Reflection #3 – [09/04] – [Neelma Bhatti]

  1. Garrett, R.K. and Weeks, B.E., 2013, February. The promise and peril of real-time corrections to political misperceptions. In Proceedings of the 2013 conference on Computer supported cooperative work (pp. 1047-1058). ACM.
  2. Mitra, T., Wright, G.P. and Gilbert, E., 2017, February. A parsimonious language model of social media credibility across disparate events. In Proceedings of the 2017 ACM Conference on Computer Supported Cooperative Work and Social Computing (pp. 126-145). ACM.

Summary and Reflection for paper 1

Article one talks about how people tend to be picky and choosy when it comes to rumors and their correction. They find a news hard to believe if it doesn’t align with their preconceived notions about an idea, and even harder to made amends for proliferation of a false news if it does align with their agenda/belief.  It presents plausible recommendations about fine graining the correction into users view so that it is more easily digestible and acceptable. I personally related with recommendation 2 about letting the user know about the risks associated with hanging on to the rumor, or the moral obligation of correcting their views.  However, does the same user profiling and algorithms for guessing preferences work across sources of news other than the traditional ones i.e. twitter, CNN etc.?

As delayed correction seemed to work better in most of the cases, can a system decide how likely the user is to pass on the news to other sources based on his/her profile, present real-time corrections to users who tend to proliferate fake news faster than others by using a mix of all three recommendations presented in this paper?

 

Summary for paper 2

As long as there’s market for juicy gossips and misinterpretation of events, rumors will keep spreading in one form or the other.

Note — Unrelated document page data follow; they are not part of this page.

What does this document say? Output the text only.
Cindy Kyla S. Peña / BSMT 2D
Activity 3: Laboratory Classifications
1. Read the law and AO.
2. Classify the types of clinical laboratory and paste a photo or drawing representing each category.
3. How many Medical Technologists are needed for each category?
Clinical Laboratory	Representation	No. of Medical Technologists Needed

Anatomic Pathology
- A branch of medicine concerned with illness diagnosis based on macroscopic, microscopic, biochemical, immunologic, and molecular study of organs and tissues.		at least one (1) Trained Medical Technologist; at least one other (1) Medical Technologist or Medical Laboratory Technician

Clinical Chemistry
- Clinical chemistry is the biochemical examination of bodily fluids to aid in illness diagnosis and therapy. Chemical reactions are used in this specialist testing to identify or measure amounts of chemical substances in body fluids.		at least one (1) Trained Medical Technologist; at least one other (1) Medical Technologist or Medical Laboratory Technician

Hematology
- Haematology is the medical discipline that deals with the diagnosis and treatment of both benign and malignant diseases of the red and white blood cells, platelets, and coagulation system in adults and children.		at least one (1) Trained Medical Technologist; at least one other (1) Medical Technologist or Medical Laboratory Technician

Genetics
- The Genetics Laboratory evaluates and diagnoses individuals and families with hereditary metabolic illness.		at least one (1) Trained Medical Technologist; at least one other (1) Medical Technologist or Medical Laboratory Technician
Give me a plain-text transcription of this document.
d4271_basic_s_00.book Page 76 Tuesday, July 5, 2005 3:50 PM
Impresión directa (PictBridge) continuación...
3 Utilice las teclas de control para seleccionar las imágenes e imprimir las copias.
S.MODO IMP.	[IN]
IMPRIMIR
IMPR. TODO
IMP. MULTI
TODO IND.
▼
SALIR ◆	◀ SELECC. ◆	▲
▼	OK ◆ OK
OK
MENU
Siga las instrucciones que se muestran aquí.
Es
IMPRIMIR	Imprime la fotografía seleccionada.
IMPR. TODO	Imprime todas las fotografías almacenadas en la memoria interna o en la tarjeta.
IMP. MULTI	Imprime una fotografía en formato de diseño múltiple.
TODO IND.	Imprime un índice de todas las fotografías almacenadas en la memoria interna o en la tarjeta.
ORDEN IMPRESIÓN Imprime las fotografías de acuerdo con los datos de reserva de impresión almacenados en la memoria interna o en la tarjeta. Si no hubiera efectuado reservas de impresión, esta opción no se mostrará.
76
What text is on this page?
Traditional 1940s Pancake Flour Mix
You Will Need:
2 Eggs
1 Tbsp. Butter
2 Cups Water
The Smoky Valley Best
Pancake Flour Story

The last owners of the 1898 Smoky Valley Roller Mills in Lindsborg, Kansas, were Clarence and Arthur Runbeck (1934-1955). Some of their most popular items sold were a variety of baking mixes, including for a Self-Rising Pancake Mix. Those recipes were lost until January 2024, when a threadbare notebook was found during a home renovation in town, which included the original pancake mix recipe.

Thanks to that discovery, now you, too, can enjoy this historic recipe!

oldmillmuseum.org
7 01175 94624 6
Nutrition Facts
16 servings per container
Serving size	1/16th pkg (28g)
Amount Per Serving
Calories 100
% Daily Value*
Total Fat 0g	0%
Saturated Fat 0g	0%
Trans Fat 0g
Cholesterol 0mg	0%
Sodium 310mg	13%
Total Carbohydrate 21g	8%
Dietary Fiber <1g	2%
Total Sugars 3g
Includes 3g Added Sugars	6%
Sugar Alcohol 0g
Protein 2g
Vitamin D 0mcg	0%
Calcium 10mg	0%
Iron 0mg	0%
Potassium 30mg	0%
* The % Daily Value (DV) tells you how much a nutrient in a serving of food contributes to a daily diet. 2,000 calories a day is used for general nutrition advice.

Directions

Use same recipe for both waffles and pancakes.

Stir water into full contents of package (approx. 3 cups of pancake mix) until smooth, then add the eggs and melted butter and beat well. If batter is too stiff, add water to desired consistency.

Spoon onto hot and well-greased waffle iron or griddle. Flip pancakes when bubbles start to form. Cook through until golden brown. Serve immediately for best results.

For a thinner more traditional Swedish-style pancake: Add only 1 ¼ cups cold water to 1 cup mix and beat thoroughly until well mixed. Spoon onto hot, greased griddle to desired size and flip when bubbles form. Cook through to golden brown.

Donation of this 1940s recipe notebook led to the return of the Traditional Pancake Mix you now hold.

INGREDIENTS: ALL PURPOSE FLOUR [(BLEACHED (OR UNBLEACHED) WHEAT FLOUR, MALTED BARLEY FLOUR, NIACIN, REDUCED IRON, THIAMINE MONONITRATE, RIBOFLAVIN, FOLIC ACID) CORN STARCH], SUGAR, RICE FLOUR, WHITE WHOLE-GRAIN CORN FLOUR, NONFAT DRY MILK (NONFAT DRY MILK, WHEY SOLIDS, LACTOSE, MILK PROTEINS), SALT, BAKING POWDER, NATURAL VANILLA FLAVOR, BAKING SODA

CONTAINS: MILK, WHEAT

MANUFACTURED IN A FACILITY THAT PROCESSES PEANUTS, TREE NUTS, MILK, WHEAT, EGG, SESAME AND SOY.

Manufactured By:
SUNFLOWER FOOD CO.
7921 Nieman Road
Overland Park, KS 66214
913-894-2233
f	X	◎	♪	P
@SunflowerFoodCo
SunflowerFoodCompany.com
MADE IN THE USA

People have a tendency to anticipate, and readily believe things which are either consistent with their existing beliefs, or give an adrenaline rush without potentially bringing any harm to them.  Article 2 talks about using language markers and cues to authenticate a news or its source which can, when subsumed with other approaches of classifying credibility, work as an early detector of false news.

Reflection and Questions

  • Credibility score can be maintained and publicly displayed for each user, which starts from 0 and is decreased every time the user is reported for posting or spreading a misleading news .Can such credibility score be used to determine how factual someone’s tweets/posts are?
  • Can such a score be maintained for news too?
  • Can a more generous language model be developed, which also takes multilingual postings into account?
  • How can number of words used in a tweet, retweet and replies be an indicator of authenticity of a news?
  • Sometimes users use emoticons/emojis in the end of the tweet to indicate satire and mockery of the otherwise seriously portrayed news. Does the model include their effect on the authenticity of the news?
  • What about rumors posted via images?
  • So much propaganda is spread via videos or edited images on the social media. Sometimes, all textual news that follows is the outcome of a viral video or picture circulating around the internet. What mechanism can be developed to stop such false news from being rapidly spread and shared?